Schweigen hüllt die beiden ein und gleich zu Beginn ist zu spüren, dass es sich um eine Stille handelt, die nur darauf wartet, zu gegebener Zeit durchbrochen zu werden. Artema scheint eisern auszuharren und möchte ja nicht den ersten Schritt machen.
Zu gegebener Zeit scheint eine passende Zeitangabe, denn Arnt lässt einiges an Zeit verstreichen, bis er die unsichtbare Hürde überwinden kann. Er schüttelt die heruntergefallenen Eiskristalle von seinem Gefieder ab, legt sich die Federn akkurat neu an und öffnet seinen Schnabel, um seine gut vorgedachten Worte aussprechen zu können.

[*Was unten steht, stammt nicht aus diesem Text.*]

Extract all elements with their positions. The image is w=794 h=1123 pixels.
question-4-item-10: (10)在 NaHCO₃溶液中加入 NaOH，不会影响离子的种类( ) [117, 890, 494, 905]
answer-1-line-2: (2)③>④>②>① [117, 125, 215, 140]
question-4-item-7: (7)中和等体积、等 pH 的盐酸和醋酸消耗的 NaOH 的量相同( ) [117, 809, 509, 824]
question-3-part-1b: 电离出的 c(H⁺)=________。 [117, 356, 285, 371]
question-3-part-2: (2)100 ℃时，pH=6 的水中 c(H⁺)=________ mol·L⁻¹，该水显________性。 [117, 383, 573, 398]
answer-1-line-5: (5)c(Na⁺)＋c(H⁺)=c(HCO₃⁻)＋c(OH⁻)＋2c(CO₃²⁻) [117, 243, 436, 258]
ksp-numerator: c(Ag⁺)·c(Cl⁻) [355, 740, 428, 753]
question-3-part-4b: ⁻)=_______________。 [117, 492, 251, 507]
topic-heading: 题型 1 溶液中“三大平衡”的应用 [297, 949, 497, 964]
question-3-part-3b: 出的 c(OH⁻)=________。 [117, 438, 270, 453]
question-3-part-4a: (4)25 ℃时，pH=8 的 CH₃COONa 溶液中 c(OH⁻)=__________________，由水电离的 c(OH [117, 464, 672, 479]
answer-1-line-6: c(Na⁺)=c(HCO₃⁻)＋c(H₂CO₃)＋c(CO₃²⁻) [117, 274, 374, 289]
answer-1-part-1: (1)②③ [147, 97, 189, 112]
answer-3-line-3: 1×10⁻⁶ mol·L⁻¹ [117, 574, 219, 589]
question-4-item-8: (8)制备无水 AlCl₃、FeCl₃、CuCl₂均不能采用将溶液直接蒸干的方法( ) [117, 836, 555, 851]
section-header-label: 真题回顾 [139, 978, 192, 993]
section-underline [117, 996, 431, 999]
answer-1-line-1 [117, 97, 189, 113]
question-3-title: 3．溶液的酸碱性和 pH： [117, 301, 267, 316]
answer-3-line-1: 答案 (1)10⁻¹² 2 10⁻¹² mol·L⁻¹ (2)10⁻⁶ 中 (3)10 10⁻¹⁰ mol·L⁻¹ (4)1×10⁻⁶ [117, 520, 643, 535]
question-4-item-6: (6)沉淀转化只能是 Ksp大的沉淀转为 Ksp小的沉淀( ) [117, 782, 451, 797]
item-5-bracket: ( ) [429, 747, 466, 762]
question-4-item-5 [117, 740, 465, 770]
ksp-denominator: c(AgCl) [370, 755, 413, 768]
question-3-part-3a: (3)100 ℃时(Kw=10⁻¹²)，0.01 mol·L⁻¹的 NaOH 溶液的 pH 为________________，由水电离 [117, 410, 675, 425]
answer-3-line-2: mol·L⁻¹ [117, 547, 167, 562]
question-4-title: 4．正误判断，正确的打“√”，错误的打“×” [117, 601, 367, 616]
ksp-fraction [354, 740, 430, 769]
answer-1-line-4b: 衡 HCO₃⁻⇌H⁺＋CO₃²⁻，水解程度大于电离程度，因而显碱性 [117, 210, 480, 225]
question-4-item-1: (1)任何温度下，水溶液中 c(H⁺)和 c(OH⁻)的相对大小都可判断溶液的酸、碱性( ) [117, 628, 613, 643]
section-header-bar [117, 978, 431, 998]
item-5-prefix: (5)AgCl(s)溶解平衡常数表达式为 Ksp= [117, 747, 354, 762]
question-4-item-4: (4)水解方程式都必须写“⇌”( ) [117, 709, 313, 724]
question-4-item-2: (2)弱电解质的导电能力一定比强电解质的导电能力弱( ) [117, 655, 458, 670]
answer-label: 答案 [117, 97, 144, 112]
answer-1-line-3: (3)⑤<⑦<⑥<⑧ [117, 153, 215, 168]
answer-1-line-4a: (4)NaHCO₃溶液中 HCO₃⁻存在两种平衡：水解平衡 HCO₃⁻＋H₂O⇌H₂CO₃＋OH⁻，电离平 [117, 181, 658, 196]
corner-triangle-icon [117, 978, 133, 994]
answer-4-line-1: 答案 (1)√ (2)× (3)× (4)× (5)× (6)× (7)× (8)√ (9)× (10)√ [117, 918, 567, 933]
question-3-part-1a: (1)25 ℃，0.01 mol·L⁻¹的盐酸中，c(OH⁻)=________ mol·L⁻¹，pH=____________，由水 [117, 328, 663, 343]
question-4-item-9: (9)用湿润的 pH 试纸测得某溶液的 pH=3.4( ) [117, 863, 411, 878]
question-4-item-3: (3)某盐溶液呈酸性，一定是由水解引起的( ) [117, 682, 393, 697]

»Koalabären sind ja schon noch mal kleiner«, nuschelt er vor sich daher und klingt viel bröckliger, als er wollte.
»Stimmt. Ein gutes Argument.« Artema scheint der Schnee nichts auszumachen – genauso wenig wie seine Stimmfarbe.
»Also?« Er ergibt sich.
»Was meinst du?«, hakt Artema nach, als wüsste sie nicht, wovon er spricht.
»Wie sieht dein Experiment für mich aus? Ich bin sicher, du hast schon eine Idee.«
Ihre Augen beginnen zu funkeln. »Es ist nicht gerade ein Experiment, aber ja, eine Idee habe ich natürlich.«
»Also?«
»Abwarten und Tee trinken«, erläutert sie strahlend.